In New York, what's hot remains that way for approximately as long as Britney Spears stays married. Chicago's relationship with its hot spots, though, is decidedly more long term. Sure, the must-try new restaurants of the early 2000s—MK, Blackbird, and Naha—may not inspire the sort of excitement they did when their doors first opened, but they still enjoy a loyal following.
I wouldn't laud such loyalty if it weren't well-deserved. There's nothing worse than clinging to a relationship long after the magic has died. Yet Naha remains both filling and fulfilling after all these years. That's at least partly because it's managed to stay fresh inside the kitchen and out.
On the latter score, Naha's clean-lined, vaguely Zen-like, formal-without-really-feeling-like-it space is still modern, but warmly so. More importantly, chef (and Chicago native) Carrie Nahabedian's seasonal, mostly Mediterranean-inspired cuisine largely struck the right notes, though at times I thought there could be fewer of them.
Take the scallop appetizer, for instance. I could barely detect the promised vanilla bean flavor, maybe because it couldn't compete with the accompanying endive, hearts of palm, musk and watermelons. That said, the scallops were thick, lightly sweet, and perfectly cooked. And had the vanilla flavor been more pronounced, it might have become cloying, an outcome that would've been much worse.

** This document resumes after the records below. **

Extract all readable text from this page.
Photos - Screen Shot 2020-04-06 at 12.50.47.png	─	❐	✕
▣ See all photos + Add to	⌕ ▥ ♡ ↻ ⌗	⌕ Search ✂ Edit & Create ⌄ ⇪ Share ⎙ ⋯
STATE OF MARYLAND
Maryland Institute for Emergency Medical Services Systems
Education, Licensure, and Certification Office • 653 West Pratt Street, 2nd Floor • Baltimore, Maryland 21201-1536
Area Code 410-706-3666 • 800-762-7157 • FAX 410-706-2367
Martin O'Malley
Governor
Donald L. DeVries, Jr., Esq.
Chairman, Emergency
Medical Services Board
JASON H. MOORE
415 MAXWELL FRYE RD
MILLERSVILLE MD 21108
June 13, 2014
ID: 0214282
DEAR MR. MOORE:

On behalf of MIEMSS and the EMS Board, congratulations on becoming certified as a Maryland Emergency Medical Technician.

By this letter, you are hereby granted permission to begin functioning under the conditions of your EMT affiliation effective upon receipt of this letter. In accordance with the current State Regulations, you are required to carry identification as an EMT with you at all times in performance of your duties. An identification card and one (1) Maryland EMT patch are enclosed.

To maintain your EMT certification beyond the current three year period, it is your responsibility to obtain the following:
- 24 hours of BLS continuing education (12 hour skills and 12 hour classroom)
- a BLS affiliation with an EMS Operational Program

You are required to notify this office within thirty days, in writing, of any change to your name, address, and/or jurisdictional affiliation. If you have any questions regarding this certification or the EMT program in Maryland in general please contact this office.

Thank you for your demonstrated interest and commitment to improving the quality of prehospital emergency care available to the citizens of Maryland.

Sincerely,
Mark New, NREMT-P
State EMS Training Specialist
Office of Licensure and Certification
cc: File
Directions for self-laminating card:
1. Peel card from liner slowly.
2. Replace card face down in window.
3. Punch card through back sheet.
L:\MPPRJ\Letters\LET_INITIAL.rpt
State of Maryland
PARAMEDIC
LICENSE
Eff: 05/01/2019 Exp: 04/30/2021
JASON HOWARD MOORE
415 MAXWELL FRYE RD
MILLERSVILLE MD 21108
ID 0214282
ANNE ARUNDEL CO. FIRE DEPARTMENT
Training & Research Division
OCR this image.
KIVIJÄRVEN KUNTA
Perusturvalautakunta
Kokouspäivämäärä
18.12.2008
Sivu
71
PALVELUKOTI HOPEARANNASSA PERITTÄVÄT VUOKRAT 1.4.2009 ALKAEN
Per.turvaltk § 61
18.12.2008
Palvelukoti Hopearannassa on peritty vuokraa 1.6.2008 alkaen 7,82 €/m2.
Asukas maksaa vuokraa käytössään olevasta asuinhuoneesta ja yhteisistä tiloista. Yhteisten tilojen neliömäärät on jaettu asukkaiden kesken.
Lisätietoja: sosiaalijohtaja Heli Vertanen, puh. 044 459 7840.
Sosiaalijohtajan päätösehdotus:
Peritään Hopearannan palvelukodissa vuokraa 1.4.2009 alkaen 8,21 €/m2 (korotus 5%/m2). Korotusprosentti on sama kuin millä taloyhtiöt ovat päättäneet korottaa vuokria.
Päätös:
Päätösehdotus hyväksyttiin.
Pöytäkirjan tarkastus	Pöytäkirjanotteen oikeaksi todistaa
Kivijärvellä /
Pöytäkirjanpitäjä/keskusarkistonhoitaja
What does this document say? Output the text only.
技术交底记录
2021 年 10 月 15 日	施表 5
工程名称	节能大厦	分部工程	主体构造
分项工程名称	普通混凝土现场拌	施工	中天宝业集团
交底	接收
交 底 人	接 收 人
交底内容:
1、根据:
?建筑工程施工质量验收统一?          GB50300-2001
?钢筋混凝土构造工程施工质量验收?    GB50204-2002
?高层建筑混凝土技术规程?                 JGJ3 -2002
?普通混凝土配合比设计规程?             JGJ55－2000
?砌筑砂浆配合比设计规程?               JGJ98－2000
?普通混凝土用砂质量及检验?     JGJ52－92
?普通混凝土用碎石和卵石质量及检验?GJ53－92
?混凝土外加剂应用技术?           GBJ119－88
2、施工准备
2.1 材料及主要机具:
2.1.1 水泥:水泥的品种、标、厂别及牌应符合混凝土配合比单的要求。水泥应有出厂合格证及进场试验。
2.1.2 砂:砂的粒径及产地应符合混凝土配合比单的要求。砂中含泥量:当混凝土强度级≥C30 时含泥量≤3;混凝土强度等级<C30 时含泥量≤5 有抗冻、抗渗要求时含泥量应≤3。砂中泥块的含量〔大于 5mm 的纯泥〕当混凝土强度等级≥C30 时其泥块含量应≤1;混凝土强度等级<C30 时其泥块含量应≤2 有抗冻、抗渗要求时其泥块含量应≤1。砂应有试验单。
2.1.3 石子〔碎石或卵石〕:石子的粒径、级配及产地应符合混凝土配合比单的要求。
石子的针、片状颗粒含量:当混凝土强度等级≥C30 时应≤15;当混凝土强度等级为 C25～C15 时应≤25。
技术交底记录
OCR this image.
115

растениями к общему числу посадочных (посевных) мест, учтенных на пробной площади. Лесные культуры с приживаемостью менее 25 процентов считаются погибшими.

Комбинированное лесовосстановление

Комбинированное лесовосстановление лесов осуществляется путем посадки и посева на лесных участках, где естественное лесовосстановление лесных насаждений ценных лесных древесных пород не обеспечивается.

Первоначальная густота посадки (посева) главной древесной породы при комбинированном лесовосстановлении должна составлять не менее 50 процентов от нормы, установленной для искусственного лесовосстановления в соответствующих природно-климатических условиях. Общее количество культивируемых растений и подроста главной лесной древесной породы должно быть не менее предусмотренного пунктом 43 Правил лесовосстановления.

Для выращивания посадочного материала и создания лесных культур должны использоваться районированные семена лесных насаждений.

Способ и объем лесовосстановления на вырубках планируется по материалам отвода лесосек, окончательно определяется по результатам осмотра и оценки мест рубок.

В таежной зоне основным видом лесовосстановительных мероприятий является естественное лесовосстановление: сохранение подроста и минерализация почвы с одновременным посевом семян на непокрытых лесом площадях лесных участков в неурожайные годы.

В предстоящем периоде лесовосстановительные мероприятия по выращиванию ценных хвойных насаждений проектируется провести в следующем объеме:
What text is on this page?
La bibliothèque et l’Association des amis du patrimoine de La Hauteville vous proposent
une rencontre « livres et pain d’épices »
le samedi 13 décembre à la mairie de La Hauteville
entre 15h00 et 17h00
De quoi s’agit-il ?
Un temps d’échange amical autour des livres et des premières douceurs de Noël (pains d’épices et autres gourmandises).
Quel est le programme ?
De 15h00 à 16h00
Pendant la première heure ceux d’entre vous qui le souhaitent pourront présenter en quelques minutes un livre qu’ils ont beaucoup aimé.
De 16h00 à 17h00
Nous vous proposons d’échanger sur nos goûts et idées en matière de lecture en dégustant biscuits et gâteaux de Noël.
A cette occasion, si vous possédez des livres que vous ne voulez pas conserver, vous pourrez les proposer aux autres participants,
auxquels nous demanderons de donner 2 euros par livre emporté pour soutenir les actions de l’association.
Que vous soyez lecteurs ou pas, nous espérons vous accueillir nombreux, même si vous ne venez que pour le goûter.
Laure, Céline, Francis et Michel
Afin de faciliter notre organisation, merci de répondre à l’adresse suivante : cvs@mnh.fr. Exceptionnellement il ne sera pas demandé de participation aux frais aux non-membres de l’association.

Where the complexity worked especially well was in my main course dish. The squab, a Naha specialty, showcased Nahabedian's affinity for Middle Eastern flavors. Served along with raisins, dates, and a noodle cake--a sort of noodle patty crisped on the outside--the squab came cooked a rosy medium rare along with a melt-in-my-mouth piece of foie gras (I'm hesitant to say that it was so good it shouldn't be legal, but I don't want to give any Chicago pols any ideas. Banning it once was enough.) My favorite element of the entire dish was the rose, licorice, gooseberry, and anise sauce coating the plate. I'm not sure anyone could distinguish between its many different components--what is gooseberry anyway?--but that just may be the point: The sum of the flavors are much greater than the parts.
My boyfriend tried the Arctic char. I won't say too much about it since I got just a bite, but I can't blame him for keeping the lion's share to himself. Ordinarily I'm not a big fan of char, which usually makes me think I'm eating salmon's bastard child. Yet at Naha, it was flaky, moist, and had a flavor profile of its own.
Dessert, however, was a big disappointment. I anticipated the pain perdu, or French toast, would arrive moist and eggy but it was little more than a browned piece of brioche. And sadly, the strawberry topping was little better than one might get at the IHOP. At $14, that may have been the most expensive piece of toast I've ever had. (Our experience may be an anomaly, though. Flaky Pastry has fared much better, and she's a far higher authority on dessert than me).
Naha surely isn't for penny pinchers. The average entrée hovers near $40, and dessert is $14 no matter what you order. (Prices for the appetizers are similarly steep. A simple sounding beet salad clocked in at $17.) I may have found those price tags are easier to stomach thanks to Naha's well-crafted cocktails. Those cost me too, but even in the best of relationships, you sometimes need a stiff drink.